Die extremen Gebührensteigerungen in Leopoldshöhe und Sassenberg hätte es nicht gegeben, wenn nicht die Räte entschieden hätten, die Abschreibung auf den Wiederbeschaffungszeitwert umzustellen. Sassenberg weist explizit darauf hin, dass dies auf Anregung der Gemeindeprüfungsanstalt NRW erfolgt ist.
Verzinsung des Eigenkapitals
Eine weitere Stellschraube sei die Verzinsung des Eigenkapitals, so der BdSt. In NRW dürfen die Kommunen ihr aufgewandtes Kapital verzinsen. Setzen die Kommunen hier höhere Zinsen an, steigen die Gebühren – und das in einer Zeit, in der die Bürger für ihr Erspartes herzlich wenig Zinsen zu erwarten haben.Die Mehrbelastungen für den BdSt-Musterhaushalt in Bedburg-Hau und in Leichlingen wären zum Teil vermeidbar gewesen, hätten diese beiden Kommunen nicht den Eigenkapitalzinssatz von 4 beziehungsweise 4,5 auf 5 Prozent erhöht, rechnet der BdSt vor.
Niederschlagswassergebühren
Wer Regenwasser in die städtische Kanalisation einleitet, zahlt eine Niederschlagswassergebühr an die Kommune. Dies gilt für die privaten Grundstückseigentümer, aber natürlich auch für den Bund, das Land und die 31 Kreise, wenn sie Straßen unterhalten, von denen der Regen in die Kanäle einer Kommune läuft.

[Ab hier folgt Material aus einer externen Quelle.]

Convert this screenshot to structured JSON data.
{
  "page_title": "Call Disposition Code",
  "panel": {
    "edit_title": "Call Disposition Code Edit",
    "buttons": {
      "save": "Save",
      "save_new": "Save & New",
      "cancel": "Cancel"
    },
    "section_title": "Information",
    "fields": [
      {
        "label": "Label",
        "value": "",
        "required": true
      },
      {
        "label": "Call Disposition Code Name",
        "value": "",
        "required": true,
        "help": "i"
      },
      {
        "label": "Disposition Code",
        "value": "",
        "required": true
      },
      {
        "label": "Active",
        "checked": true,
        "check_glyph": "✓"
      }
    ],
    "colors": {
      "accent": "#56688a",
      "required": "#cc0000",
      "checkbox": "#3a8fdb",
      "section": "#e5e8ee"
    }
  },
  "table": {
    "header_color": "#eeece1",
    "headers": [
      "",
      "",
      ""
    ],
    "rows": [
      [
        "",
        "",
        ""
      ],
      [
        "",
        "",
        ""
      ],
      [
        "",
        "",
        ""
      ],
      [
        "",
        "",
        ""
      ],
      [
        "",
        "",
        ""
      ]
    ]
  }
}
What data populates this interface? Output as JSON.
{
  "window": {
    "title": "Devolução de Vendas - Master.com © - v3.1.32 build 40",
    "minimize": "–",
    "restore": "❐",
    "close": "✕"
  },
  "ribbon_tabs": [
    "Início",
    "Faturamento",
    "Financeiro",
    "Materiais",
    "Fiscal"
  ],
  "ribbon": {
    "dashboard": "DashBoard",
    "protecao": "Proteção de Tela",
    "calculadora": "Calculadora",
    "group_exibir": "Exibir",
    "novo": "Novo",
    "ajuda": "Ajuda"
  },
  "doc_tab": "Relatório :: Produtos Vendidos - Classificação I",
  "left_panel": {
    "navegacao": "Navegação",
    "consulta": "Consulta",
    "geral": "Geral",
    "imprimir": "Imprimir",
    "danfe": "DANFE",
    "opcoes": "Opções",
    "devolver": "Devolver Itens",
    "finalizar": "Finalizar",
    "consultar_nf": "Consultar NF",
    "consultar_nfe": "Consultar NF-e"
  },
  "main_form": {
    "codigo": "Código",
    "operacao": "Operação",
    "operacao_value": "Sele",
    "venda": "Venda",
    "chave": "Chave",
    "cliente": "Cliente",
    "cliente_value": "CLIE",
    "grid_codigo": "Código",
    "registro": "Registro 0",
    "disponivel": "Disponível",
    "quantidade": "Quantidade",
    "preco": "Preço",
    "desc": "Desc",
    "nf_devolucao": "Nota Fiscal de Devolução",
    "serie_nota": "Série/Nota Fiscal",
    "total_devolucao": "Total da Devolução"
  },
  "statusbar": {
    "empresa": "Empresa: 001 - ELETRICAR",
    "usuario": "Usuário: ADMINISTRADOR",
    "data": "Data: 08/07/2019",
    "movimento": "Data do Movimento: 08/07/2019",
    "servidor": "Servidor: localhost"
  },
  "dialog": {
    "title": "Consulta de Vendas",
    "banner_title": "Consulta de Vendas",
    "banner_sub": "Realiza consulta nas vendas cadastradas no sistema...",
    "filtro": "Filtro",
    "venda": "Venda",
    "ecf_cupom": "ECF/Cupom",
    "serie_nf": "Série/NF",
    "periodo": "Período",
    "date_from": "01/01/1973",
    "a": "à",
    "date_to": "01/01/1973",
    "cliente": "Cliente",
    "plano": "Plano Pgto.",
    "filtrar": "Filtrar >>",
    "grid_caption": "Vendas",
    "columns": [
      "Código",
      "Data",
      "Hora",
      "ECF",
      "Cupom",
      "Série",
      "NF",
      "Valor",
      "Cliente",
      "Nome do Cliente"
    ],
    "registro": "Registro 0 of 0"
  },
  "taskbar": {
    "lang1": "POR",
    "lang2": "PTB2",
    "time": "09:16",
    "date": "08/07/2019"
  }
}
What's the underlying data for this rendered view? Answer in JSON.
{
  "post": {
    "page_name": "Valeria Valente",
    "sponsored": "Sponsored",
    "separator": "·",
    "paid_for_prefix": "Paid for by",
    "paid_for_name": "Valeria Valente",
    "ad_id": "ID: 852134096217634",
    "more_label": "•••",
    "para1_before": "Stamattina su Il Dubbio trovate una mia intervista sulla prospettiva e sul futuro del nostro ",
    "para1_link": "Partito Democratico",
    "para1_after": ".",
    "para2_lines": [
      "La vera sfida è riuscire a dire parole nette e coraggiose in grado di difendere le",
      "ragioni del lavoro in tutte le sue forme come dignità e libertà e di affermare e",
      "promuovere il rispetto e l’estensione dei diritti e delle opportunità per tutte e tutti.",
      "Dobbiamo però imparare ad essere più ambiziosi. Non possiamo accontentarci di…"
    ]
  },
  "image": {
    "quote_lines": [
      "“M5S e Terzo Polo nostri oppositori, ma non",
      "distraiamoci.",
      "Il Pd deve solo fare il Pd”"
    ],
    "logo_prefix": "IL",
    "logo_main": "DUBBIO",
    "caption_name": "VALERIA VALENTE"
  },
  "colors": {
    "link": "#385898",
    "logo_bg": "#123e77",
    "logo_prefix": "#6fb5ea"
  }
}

Fast alle Städte und Gemeinden haben mittlerweile einen Niederschlagswassergebührensatz kalkuliert. Aber es gebe immer noch ein paar Ausreißer, die die hohen Aufwendungen für die Regenwasserbeseitigung allein den privaten Grundstückseigentümern aufbürden.
Nebenkostenbremse
Der Bund der Steuerzahler NRW hält es nicht für akzeptabel, wenn die Politik das Wohnen teurer macht als nötig. Das Land müsse die Spielräume einengen, indem es zum Beispiel eine gebührenzahlerfreundliche Kalkulation im KAG vorschreibt. Mit entsprechenden Änderungen im KAG und einem gedeckelten Grundsteuer B-Hebesatz im Grundsteuergesetz müsste das Land Nordrhein-Westfalen eine Nebenkostenbremse einführen, um die ständige Aufwärtsspirale bei den Wohnkosten zu durchbrechen, fordert der Verband. Doch hier fehle anscheinend der politische Wille.